Biggest change from the existing pact is that Fox will receive new digital rights and can stream races beginning next year. It is unclear whether Fox would charge to view those races online.
Fox will also retain rights to 13 Sprint Cup Series point races, the NASCAR Sprint All-Star Race, the Daytona Shootout, the Duel at Daytona and the entire NASCAR Camping World Truck Series season.
This extension with Fox helps position the sport for future growth as NASCAR continues to be an anchor with one of the world’s largest and most influential media companies,” said NASCAR chairman-CEO Brian France.
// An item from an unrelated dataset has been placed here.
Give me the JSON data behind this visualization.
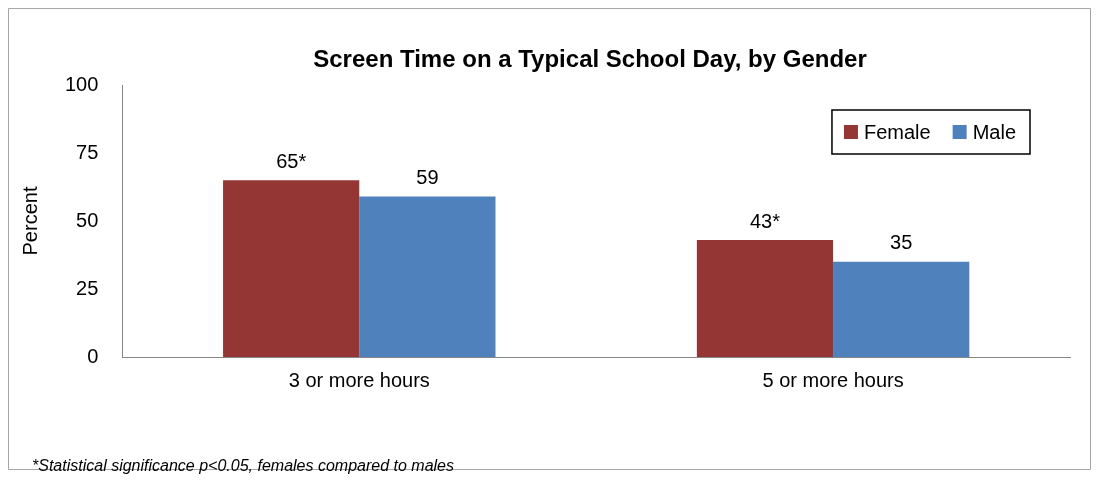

“We’re extremely happy to have worked closely with Brian and his team at NASCAR over the last few months to expand and extend our relationship for what is without question the most popular motorsport in the country,” said Fox Sports Media Group toppers Eric Shanks and Randy Freer.
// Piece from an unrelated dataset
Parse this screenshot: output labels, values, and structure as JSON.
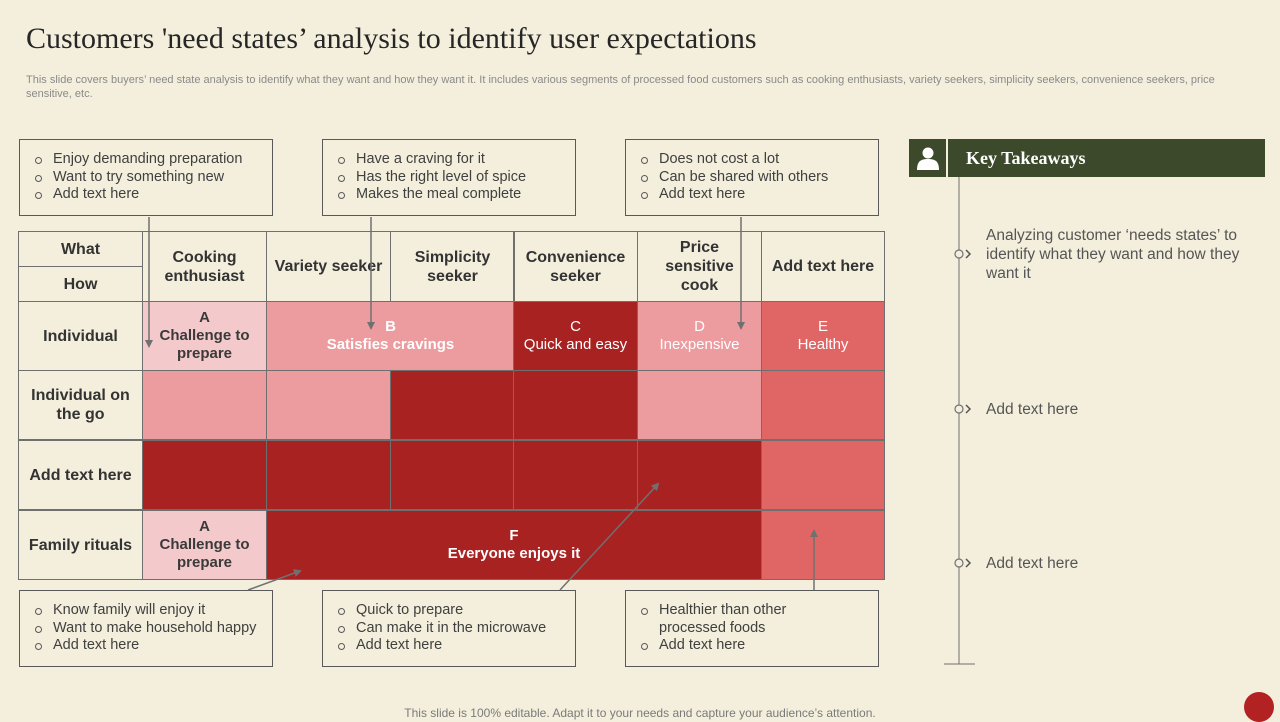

When the new deal goes into effect in 2015, Fox will pay approximately $300 million per year, or $2.4 billion over the eight years. That’s a significant bump up from the $220 million Fox is currently paying.
Steve Herbst, NASCAR’s VP of broadcasting and productions, said it’s “too early to tell” if signing the Fox deal now will increase the likelihood of NASCAR reupping with ESPN and Turner before their respective deals end. He added that NASCAR signed on with Fox at this time because the deal was “too good to ignore and the increased rights to digital was attractive to us.”
The pay bump is good news to NASCAR, which has seen on-track attendance fall and ratings slip across Fox, ESPN and TNT. However, there are indications those numbers are beginning to tick back up.
The 2012 Daytona 500, which was shifted to a Monday primetime slot due to weather conditions, drew 13.7 million viewers and was the most-watched in Daytona 500 history. There is talk that the race could become a permanent primetime event, which would bring in new viewers who normally wouldn’t watch a NASCAR race on a weekend afternoon.
“Every year we look at the schedule and explore all options as it relates to race date and start times,” Herbst said.
Not beneficial to NASCAR, however, is that Fox has long been rumored to rebrand its racing-themed Speed cable outlet to make it more of a general entertainment net.
Also, in August NASCAR teamed with Spanish-language Fox Deportes for coverage of its Sprint Cup Series.